Cis and trans isomers are called geometric isomers. They differ in their geometrical orientation around a double bond that can't rotate. The cis isomer has its substituents on the same side of the double bond while the trans isomer has its substituents on opposite sides of the double bond. Geometric isomers are stereoisomers where the two forms are not mirror images of each other. For example, the compounds cis-2-butene and trans-2-butene both have the same formula, C4H10 and the same atoms are connected to each other in each molecule, but the geometry around the double bond is different. However, the two forms are not mirror images of each other.
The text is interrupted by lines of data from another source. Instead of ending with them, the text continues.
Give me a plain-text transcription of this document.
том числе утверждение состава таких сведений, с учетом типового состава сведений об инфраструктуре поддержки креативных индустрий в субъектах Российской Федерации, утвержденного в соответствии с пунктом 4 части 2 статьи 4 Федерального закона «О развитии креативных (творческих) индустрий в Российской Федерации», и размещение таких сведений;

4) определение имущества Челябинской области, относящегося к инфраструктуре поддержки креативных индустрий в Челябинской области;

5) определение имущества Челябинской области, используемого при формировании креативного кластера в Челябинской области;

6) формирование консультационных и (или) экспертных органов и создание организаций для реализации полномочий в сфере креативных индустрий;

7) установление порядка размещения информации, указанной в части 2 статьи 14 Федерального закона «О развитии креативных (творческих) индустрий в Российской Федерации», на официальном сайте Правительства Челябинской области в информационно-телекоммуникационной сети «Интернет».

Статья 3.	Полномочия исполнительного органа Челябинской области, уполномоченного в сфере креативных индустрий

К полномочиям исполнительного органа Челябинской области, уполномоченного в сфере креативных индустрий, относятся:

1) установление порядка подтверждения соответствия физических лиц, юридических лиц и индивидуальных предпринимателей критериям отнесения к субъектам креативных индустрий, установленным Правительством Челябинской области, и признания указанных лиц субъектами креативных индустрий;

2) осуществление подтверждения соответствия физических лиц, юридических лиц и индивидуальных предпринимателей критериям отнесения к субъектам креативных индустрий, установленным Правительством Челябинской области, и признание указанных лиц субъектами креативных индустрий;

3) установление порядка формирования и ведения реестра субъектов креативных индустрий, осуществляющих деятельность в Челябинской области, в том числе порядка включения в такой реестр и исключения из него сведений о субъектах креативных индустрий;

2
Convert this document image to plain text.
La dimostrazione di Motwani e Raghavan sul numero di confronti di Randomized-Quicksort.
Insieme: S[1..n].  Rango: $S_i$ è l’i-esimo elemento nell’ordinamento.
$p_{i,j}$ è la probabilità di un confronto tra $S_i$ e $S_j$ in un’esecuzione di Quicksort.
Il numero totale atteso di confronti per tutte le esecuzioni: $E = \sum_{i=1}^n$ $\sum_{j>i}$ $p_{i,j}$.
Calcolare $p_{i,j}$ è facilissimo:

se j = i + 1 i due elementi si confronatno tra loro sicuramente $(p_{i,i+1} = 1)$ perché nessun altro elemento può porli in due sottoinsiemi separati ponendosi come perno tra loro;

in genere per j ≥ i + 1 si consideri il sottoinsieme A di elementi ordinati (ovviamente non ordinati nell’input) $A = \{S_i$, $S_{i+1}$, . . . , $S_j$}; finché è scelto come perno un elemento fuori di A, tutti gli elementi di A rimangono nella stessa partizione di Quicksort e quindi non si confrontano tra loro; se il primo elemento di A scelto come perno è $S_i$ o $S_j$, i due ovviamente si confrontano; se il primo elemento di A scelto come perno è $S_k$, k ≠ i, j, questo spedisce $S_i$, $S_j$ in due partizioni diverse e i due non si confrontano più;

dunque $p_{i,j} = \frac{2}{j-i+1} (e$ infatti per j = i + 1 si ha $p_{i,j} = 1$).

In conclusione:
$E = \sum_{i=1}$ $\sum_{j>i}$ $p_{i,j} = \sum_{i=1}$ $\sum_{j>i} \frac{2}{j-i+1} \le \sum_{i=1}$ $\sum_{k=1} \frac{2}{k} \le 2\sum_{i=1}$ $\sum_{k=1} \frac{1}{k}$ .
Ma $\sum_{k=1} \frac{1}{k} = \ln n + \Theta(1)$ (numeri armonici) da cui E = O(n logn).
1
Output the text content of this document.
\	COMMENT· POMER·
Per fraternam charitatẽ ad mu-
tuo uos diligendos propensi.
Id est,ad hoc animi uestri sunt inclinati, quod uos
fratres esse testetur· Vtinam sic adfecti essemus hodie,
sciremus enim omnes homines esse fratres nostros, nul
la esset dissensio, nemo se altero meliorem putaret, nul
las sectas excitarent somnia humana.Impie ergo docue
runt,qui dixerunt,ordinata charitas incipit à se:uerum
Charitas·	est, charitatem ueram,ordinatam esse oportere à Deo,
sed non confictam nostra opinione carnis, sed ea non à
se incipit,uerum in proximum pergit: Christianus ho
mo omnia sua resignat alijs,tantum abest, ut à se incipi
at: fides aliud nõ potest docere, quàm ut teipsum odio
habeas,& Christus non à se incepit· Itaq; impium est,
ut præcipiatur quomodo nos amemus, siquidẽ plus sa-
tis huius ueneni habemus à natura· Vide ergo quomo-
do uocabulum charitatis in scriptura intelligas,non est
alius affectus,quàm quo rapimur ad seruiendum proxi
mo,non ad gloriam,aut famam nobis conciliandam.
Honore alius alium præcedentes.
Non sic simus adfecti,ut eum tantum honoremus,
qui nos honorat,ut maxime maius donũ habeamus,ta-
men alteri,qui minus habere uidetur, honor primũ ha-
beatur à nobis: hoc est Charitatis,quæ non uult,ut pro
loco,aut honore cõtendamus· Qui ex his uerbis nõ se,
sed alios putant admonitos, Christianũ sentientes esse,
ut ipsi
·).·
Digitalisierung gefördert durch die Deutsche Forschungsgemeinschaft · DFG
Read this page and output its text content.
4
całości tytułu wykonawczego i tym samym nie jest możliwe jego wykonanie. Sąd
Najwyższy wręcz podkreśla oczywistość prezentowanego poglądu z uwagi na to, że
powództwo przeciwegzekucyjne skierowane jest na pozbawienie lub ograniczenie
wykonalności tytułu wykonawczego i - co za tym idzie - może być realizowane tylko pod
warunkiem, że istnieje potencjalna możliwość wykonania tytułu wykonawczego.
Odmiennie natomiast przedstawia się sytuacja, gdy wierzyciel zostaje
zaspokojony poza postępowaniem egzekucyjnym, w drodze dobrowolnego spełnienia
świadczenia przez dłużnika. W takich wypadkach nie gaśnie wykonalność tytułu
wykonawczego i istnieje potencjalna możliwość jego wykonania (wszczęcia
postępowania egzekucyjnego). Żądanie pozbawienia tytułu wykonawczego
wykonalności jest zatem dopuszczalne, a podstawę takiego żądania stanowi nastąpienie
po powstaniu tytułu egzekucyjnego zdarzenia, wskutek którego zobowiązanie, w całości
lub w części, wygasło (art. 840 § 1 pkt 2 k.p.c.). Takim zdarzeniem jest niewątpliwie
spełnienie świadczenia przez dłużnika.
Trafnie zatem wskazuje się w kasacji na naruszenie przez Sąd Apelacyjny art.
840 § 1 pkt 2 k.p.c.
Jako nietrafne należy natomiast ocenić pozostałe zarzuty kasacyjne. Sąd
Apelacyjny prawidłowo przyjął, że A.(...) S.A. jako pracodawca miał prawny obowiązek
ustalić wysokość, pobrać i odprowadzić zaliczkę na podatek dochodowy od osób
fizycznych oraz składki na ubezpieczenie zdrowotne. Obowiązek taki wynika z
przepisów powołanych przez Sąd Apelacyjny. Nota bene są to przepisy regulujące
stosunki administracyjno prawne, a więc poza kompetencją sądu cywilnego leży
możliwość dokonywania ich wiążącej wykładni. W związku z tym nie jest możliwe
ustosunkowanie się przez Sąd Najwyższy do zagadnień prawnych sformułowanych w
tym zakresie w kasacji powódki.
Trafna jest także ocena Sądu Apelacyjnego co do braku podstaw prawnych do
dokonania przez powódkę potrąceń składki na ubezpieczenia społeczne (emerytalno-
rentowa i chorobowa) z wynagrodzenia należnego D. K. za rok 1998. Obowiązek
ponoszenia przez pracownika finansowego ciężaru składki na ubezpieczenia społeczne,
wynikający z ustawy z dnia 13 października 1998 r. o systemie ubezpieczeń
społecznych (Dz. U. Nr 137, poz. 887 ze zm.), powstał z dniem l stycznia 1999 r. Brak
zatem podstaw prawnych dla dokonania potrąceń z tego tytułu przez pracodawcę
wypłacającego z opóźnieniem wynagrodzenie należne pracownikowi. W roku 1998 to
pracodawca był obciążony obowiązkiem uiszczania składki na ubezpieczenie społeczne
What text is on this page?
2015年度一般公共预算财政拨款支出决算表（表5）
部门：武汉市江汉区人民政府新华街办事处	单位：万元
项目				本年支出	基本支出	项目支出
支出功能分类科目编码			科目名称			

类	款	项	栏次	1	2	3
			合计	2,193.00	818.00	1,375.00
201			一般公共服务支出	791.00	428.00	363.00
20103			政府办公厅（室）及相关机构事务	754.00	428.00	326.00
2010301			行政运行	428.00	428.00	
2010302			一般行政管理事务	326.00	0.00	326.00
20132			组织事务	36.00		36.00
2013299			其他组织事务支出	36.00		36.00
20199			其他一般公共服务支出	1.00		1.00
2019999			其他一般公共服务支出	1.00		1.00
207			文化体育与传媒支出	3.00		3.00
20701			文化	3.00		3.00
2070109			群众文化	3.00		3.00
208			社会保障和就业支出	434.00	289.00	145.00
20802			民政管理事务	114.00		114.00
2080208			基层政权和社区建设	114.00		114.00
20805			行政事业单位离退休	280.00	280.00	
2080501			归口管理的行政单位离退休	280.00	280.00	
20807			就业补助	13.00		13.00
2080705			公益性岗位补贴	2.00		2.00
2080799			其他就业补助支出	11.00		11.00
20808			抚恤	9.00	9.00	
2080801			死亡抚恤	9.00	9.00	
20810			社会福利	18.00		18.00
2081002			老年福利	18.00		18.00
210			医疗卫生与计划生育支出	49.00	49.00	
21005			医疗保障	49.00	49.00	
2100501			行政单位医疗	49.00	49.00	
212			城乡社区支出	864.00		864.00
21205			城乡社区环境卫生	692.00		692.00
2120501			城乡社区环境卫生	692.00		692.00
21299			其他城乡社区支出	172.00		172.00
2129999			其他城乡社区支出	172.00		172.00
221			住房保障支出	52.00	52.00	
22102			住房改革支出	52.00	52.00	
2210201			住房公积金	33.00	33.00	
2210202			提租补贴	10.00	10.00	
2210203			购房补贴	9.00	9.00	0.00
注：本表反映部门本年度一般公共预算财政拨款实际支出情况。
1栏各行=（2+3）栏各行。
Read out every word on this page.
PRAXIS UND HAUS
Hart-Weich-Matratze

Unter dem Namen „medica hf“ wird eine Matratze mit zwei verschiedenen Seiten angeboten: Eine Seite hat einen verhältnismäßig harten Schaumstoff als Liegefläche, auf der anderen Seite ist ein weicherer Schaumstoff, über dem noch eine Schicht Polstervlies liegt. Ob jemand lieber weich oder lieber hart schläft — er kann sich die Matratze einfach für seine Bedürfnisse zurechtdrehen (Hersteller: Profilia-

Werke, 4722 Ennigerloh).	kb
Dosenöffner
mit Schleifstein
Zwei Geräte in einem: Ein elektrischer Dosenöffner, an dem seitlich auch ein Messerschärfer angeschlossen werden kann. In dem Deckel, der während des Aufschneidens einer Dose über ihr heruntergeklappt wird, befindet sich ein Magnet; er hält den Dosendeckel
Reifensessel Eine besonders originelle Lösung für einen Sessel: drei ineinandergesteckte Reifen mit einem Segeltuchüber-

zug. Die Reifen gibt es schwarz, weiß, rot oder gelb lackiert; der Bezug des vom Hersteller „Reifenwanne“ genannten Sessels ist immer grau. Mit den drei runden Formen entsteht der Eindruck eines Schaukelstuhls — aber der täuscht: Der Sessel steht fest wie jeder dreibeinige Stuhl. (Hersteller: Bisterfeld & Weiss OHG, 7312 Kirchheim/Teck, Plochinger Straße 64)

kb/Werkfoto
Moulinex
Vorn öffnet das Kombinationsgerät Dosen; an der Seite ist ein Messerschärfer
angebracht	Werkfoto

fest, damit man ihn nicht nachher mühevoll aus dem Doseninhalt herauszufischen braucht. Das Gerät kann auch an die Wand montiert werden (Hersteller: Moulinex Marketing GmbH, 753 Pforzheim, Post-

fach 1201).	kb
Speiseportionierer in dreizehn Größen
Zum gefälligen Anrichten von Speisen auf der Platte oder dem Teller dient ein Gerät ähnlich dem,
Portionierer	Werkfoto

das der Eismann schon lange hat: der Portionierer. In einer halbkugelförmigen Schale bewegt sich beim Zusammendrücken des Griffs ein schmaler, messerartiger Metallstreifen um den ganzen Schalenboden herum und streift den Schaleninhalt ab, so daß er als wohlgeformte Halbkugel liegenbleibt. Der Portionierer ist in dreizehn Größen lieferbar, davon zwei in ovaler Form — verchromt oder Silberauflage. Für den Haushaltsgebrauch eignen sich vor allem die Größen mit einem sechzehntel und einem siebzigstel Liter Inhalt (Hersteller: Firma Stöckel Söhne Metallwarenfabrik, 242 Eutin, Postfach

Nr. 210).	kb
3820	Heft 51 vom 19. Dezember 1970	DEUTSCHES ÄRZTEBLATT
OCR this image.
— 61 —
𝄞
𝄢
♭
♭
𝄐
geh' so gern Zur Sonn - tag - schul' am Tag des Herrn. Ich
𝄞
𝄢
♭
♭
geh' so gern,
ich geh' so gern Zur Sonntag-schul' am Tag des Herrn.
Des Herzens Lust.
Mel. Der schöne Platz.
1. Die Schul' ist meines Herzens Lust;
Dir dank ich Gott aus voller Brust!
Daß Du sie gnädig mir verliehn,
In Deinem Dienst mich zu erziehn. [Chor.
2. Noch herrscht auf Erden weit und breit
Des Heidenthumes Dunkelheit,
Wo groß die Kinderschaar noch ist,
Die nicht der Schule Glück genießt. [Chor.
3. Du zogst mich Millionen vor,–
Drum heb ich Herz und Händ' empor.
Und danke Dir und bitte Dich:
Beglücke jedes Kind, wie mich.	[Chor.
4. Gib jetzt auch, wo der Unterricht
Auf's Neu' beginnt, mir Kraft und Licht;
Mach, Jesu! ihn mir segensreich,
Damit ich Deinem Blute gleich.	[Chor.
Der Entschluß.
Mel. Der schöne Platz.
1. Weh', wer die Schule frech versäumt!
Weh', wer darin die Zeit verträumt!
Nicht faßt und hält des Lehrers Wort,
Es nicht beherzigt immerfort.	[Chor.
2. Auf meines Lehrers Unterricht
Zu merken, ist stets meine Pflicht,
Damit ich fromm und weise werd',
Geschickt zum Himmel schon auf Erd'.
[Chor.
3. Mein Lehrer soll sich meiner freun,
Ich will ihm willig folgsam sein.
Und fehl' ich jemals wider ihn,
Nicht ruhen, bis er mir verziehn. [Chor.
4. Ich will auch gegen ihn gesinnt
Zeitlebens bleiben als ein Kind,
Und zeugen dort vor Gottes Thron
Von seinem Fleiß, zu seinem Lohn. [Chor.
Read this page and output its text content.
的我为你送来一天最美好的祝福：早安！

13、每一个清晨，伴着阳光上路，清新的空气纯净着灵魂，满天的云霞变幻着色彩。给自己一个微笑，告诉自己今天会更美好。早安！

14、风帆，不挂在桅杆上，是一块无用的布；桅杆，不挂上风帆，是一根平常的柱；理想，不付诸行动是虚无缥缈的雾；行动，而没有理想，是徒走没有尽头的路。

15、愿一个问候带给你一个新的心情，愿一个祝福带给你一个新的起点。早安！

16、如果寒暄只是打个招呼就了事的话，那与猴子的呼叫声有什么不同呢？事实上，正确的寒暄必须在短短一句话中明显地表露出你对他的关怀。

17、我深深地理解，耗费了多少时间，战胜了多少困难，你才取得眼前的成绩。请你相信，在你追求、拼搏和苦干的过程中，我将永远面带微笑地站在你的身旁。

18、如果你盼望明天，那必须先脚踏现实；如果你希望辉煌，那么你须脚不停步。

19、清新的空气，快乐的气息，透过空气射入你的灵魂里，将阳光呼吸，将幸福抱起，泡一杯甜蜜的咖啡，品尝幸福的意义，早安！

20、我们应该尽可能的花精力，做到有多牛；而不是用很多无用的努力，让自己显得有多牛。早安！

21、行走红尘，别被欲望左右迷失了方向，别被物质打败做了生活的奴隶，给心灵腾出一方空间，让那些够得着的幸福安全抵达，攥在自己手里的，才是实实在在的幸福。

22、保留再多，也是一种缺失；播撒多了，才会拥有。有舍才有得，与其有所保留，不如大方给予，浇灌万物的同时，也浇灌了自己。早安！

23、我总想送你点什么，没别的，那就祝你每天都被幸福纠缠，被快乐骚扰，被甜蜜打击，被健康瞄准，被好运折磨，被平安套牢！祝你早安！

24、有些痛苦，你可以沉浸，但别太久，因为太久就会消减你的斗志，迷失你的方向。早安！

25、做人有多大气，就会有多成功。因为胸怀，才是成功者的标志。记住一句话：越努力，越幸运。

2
The third kind is known as Enantiomers. Enantiomers are non-superimposable mirror images of one another. Not being able to superimpose one molecule on top of the other simply means that the two molecules are not equivalent or identical. For a compound to form an enantiomeric pair, it must have chiral molecules. Chiral molecules must not have an internal plane of symmetry, and they must have a stereocenter. They look like ball and stick figures, where the middle carbon is called an asymmetric carbon. This is because it is attached to four different atoms or groups of atoms. Each enantiomer exhibits what is called optical activity. Each isomer of the pair is capable of rotating plane-polarized light. One isomer rotates this light to the right "x" number of degrees, and the other isomer of the pair rotates this light to the left for the same number of degrees. In fact, this is the only difference in the two isomers, their ability to rotate plane-polarized light in opposite directions. All other physical properties are exactly the same. If the enantiomers are crystalline salts like Pasteur's Tartrate salts, then the enantiomers will have a different appearance when observed under magnification and one can pick them out to separate them, but most enantiomeric pairs are not salts and therefore look the same. This makes it extremely difficult to separate the two isomers should they be mixed as often they are.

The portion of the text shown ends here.